The Pits by Greg Smith is definitely an Action/Crime Fiction crossover novel. Starting in the midst of governmental-sanctioned war and moving through the war on crime, it can be nothing but such a knockout combination. Even though Smith deals with seriously horrific happenings, he has found a good balance. Scenery that could turn the stomachs of most, is treated with tact and heart-felt respect, but still manages to get the message across to readers. I have to say that for me, as an animal lover and rights activist, it is an added bonus that the author is donating a large percentage of proceeds from the sales to aid the battle against dog fighting. If the book were horrid, this might sooth my aching mind a bit, but luckily, the novel is a wonderful accomplishment.
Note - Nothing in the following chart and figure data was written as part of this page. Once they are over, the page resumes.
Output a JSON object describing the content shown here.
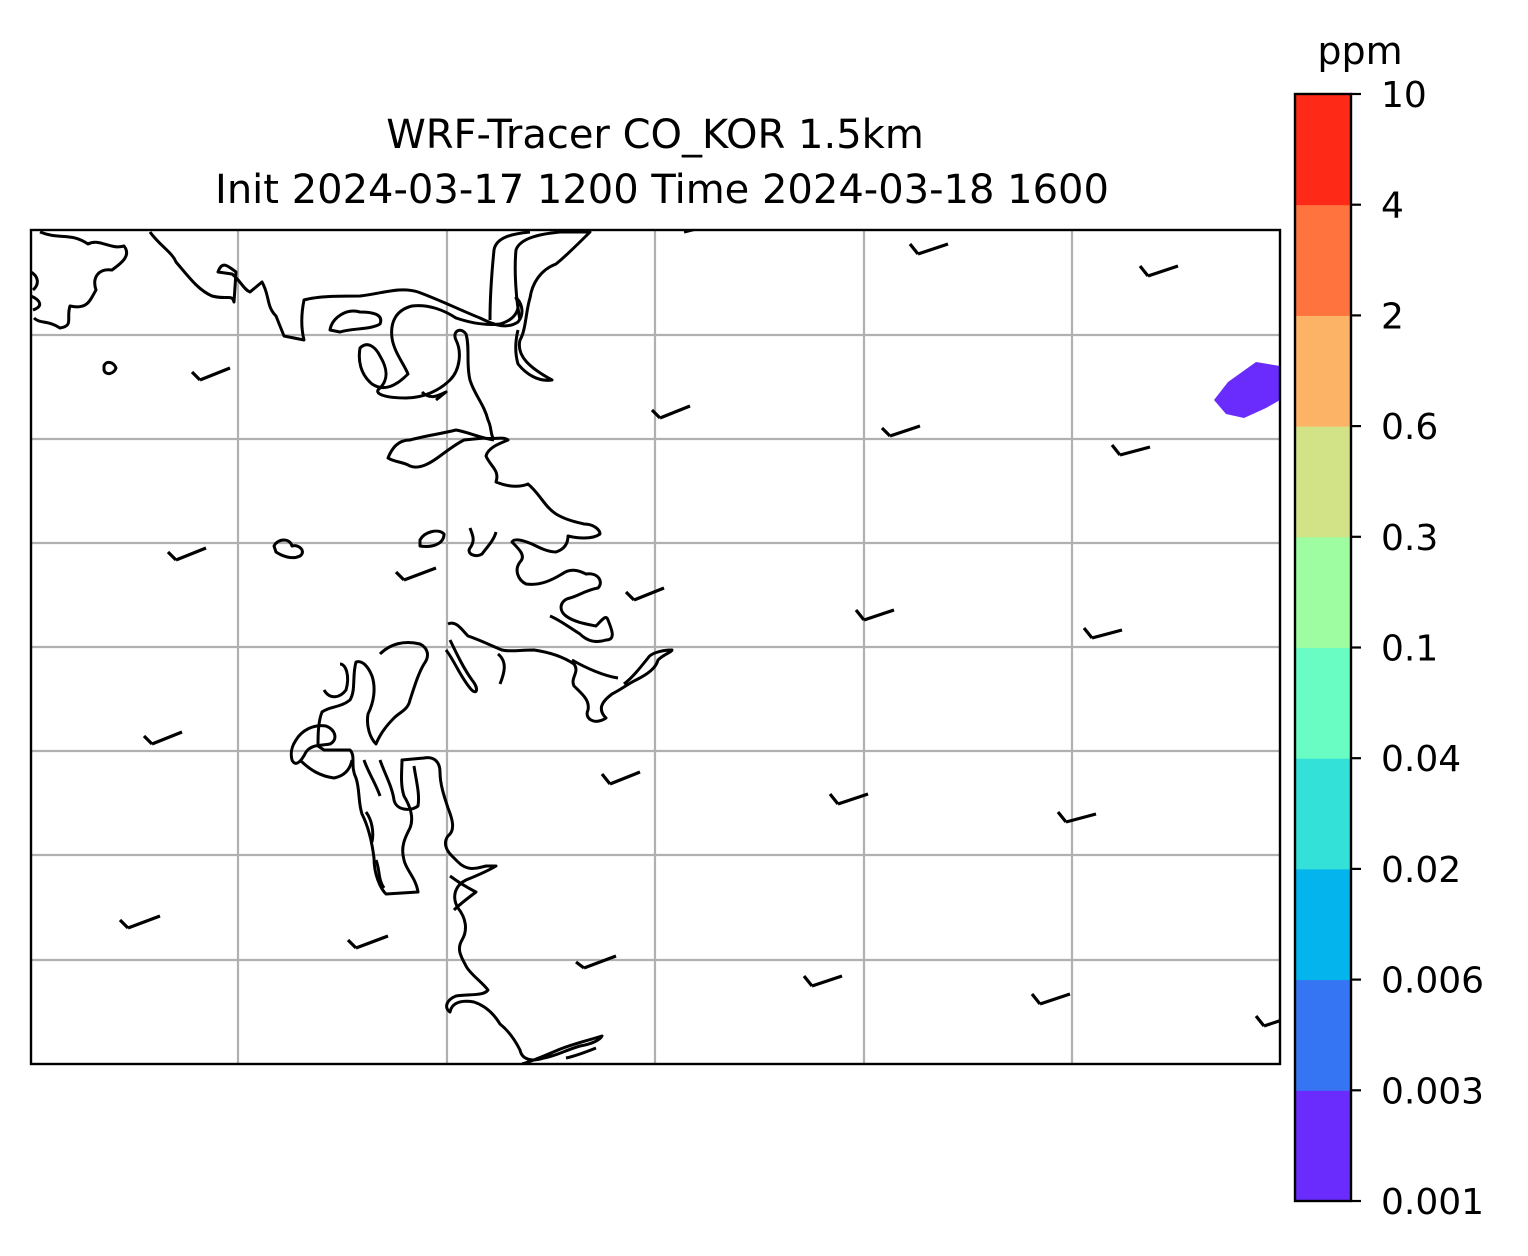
{
  "title": {
    "line1": "WRF-Tracer CO_KOR 1.5km",
    "line2": "Init 2024-03-17 1200 Time 2024-03-18 1600"
  },
  "colorbar": {
    "unit": "ppm",
    "levels": [
      "0.001",
      "0.003",
      "0.006",
      "0.02",
      "0.04",
      "0.1",
      "0.3",
      "0.6",
      "2",
      "4",
      "10"
    ],
    "colors": [
      "#6a2cfd",
      "#3575f4",
      "#04b4ec",
      "#33e1d8",
      "#6afdc3",
      "#9dfda0",
      "#d1e287",
      "#fdb365",
      "#fe733e",
      "#fe2a17"
    ]
  },
  "map": {
    "grid": true,
    "coastline_color": "#000000",
    "contour_patch_level": "0.001–0.003 ppm",
    "wind_barbs": "light westerly winds (short barbs) across domain"
  }
}
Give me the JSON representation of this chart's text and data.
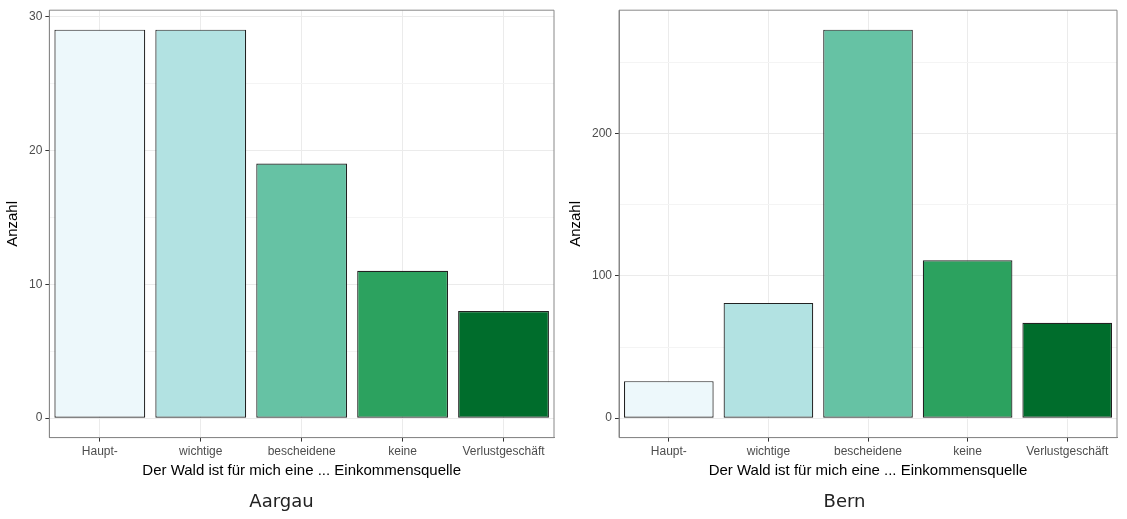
{
  "chart_data": [
    {
      "type": "bar",
      "title": "Aargau",
      "xlabel": "Der Wald ist für mich eine ... Einkommensquelle",
      "ylabel": "Anzahl",
      "categories": [
        "Haupt-",
        "wichtige",
        "bescheidene",
        "keine",
        "Verlustgeschäft"
      ],
      "values": [
        29,
        29,
        19,
        11,
        8
      ],
      "colors": [
        "#edf8fb",
        "#b2e2e2",
        "#66c2a4",
        "#2ca25f",
        "#006d2c"
      ],
      "ylim": [
        -1.45,
        30.45
      ],
      "yticks": [
        0,
        {
          "value": 5,
          "label": null
        },
        10,
        {
          "value": 15,
          "label": null
        },
        20,
        {
          "value": 25,
          "label": null
        },
        30
      ],
      "grid": true
    },
    {
      "type": "bar",
      "title": "Bern",
      "xlabel": "Der Wald ist für mich eine ... Einkommensquelle",
      "ylabel": "Anzahl",
      "categories": [
        "Haupt-",
        "wichtige",
        "bescheidene",
        "keine",
        "Verlustgeschäft"
      ],
      "values": [
        26,
        81,
        273,
        111,
        67
      ],
      "colors": [
        "#edf8fb",
        "#b2e2e2",
        "#66c2a4",
        "#2ca25f",
        "#006d2c"
      ],
      "ylim": [
        -13.65,
        286.65
      ],
      "yticks": [
        0,
        {
          "value": 50,
          "label": null
        },
        100,
        {
          "value": 150,
          "label": null
        },
        200,
        {
          "value": 250,
          "label": null
        }
      ],
      "grid": true
    }
  ]
}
The main characters, Captain Kramer and Corporal Shadow are a great match. The connection between these two is clearly strong and dominates the tale by lending a feeling of complete integrity to the piece. Readers will find that events and periods are painted vividly and succinctly. Like a well-oiled machine, Smith’s work trudges on through the worst of times, yet maintains the best of attitudes. As I said, Smith paints clear and precise images of events and times, but not individuals. In many tales, allowing the landscape to overshadow the characters would leave the storyline lacking connectivity and the personal imagery would be sorely missed. However, Smith’s work is not ‘most stories’. The fact that individuals are not completely in focus adds more focus to the story and its events. Again, the author has managed the balancing act with nary a word out of place.
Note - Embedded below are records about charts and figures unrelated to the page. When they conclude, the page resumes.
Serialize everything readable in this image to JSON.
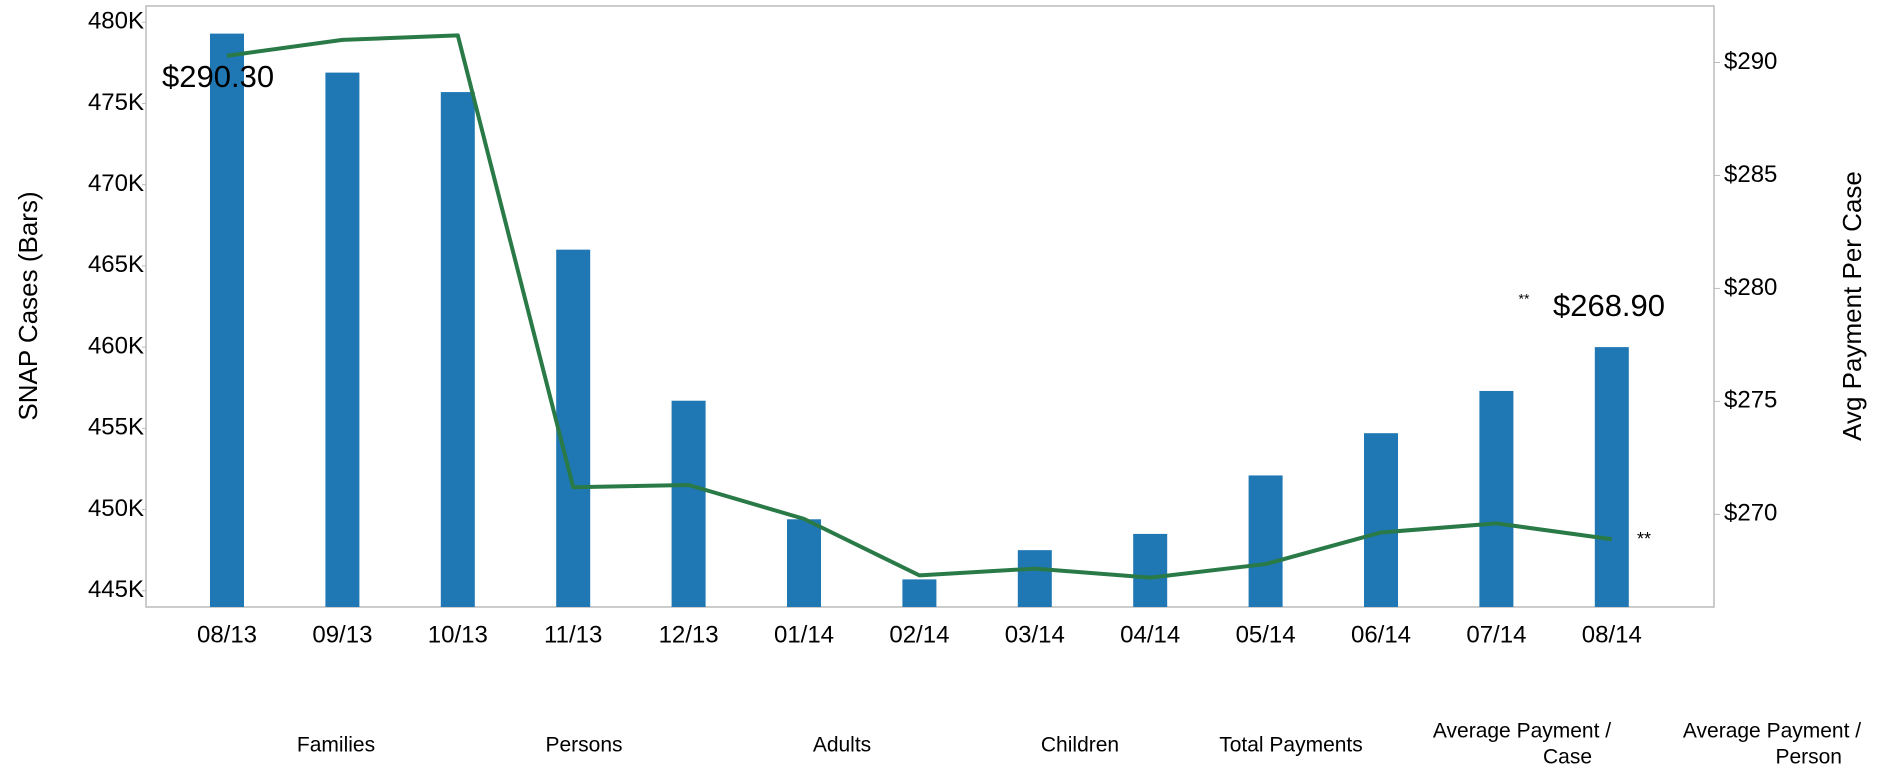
{
  "chart_data": {
    "type": "bar_line",
    "y_label": "SNAP Cases (Bars)",
    "y2_label": "Avg Payment Per Case",
    "categories": [
      "08/13",
      "09/13",
      "10/13",
      "11/13",
      "12/13",
      "01/14",
      "02/14",
      "03/14",
      "04/14",
      "05/14",
      "06/14",
      "07/14",
      "08/14"
    ],
    "series": [
      {
        "type": "bar",
        "color": "#1f77b4",
        "values": [
          479.3,
          476.9,
          475.7,
          466.0,
          456.7,
          449.4,
          445.7,
          447.5,
          448.5,
          452.1,
          454.7,
          457.3,
          460.0
        ]
      },
      {
        "type": "line",
        "axis": "y2",
        "color": "#2a7a48",
        "values": [
          290.3,
          291.0,
          291.2,
          271.2,
          271.3,
          269.8,
          267.3,
          267.6,
          267.2,
          267.8,
          269.2,
          269.6,
          268.9
        ],
        "value_labels": [
          "$290.30",
          null,
          null,
          null,
          null,
          null,
          null,
          null,
          null,
          null,
          null,
          null,
          "$268.90"
        ]
      }
    ],
    "ylim": [
      444,
      481
    ],
    "yticks": [
      {
        "value": 445,
        "label": "445K"
      },
      {
        "value": 450,
        "label": "450K"
      },
      {
        "value": 455,
        "label": "455K"
      },
      {
        "value": 460,
        "label": "460K"
      },
      {
        "value": 465,
        "label": "465K"
      },
      {
        "value": 470,
        "label": "470K"
      },
      {
        "value": 475,
        "label": "475K"
      },
      {
        "value": 480,
        "label": "480K"
      }
    ],
    "y2lim": [
      265.9,
      292.5
    ],
    "y2ticks": [
      {
        "value": 270,
        "label": "$270"
      },
      {
        "value": 275,
        "label": "$275"
      },
      {
        "value": 280,
        "label": "$280"
      },
      {
        "value": 285,
        "label": "$285"
      },
      {
        "value": 290,
        "label": "$290"
      }
    ],
    "annotations": [
      "**",
      "**"
    ],
    "table_headers": [
      [
        "Families"
      ],
      [
        "Persons"
      ],
      [
        "Adults"
      ],
      [
        "Children"
      ],
      [
        "Total Payments"
      ],
      [
        "Average Payment /",
        "Case"
      ],
      [
        "Average Payment /",
        "Person"
      ]
    ]
  }
}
The plot is well thought out and transitions smoothly from each locale and happening. The violence of war and blood-sport are difficult for some readers, myself included, to get past, but this story is worth it and the scenes are treated with care and precision. Some coarse and vulgar language is included in the book, but only when fitting the tale’s direction. Well written, The Pits places its focus where needed the most- on the story.